Google (NASDAQ:GOOG) is planning to sell Motorola Mobility’s home division, according to a Bloomberg report. Sources say that the company has hired Barclays to help it find a suitable buyer. If Google goes through with the transaction, it would be in step with its strategy of focusing on smartphones. However, we were somewhat surprised by the move, given that Motorola’s home division set-top boxes were a logical choice to be used in Google’s fiber network. In the end though, we are encouraged by the clear strategic direction that Google has in mind for Motorola – i.e. to be a maker of high-end smartphones.
Apple victory provides opportunity for Motorola
One of the reasons that Google bought out Motorola was to gain control of its numerous patents, allowing it to not only innovate but also protect itself from litigation. In light of Apple’s victory against Samsung (which might lead to the ban of Samsung phones in the U.S.), Motorola’s acquisition seems brilliant. With the high number of patents acquired with the purchase of Motorola, we think that Google will be able to create an innovative smartphone which won’t be subject to major litigation issues. If this smartphone gains traction in the U.S., it can help Google gain market share with its OS and can provide downside protection to the stock. Google gaining market share with its own Android phones has become more relevant recently as it will mitigate the impact of Android manufacturers such as Samsung releasing phones on a competing operating system.
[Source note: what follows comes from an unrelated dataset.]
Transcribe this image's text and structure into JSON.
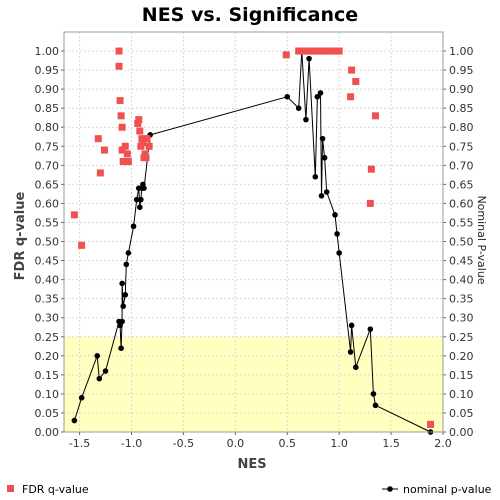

Overall, we were initially surprised by rumors of Motorola’s business division sale because of the synergies that it could potentially have had with Google Fiber. But, since Mobile Ads are the company’s most valuable operating segment, we think it might be a sound move by Google to focus on smartphones for now.
We currently have a $661 price estimate for Google, which is approximately 5% below the current market price.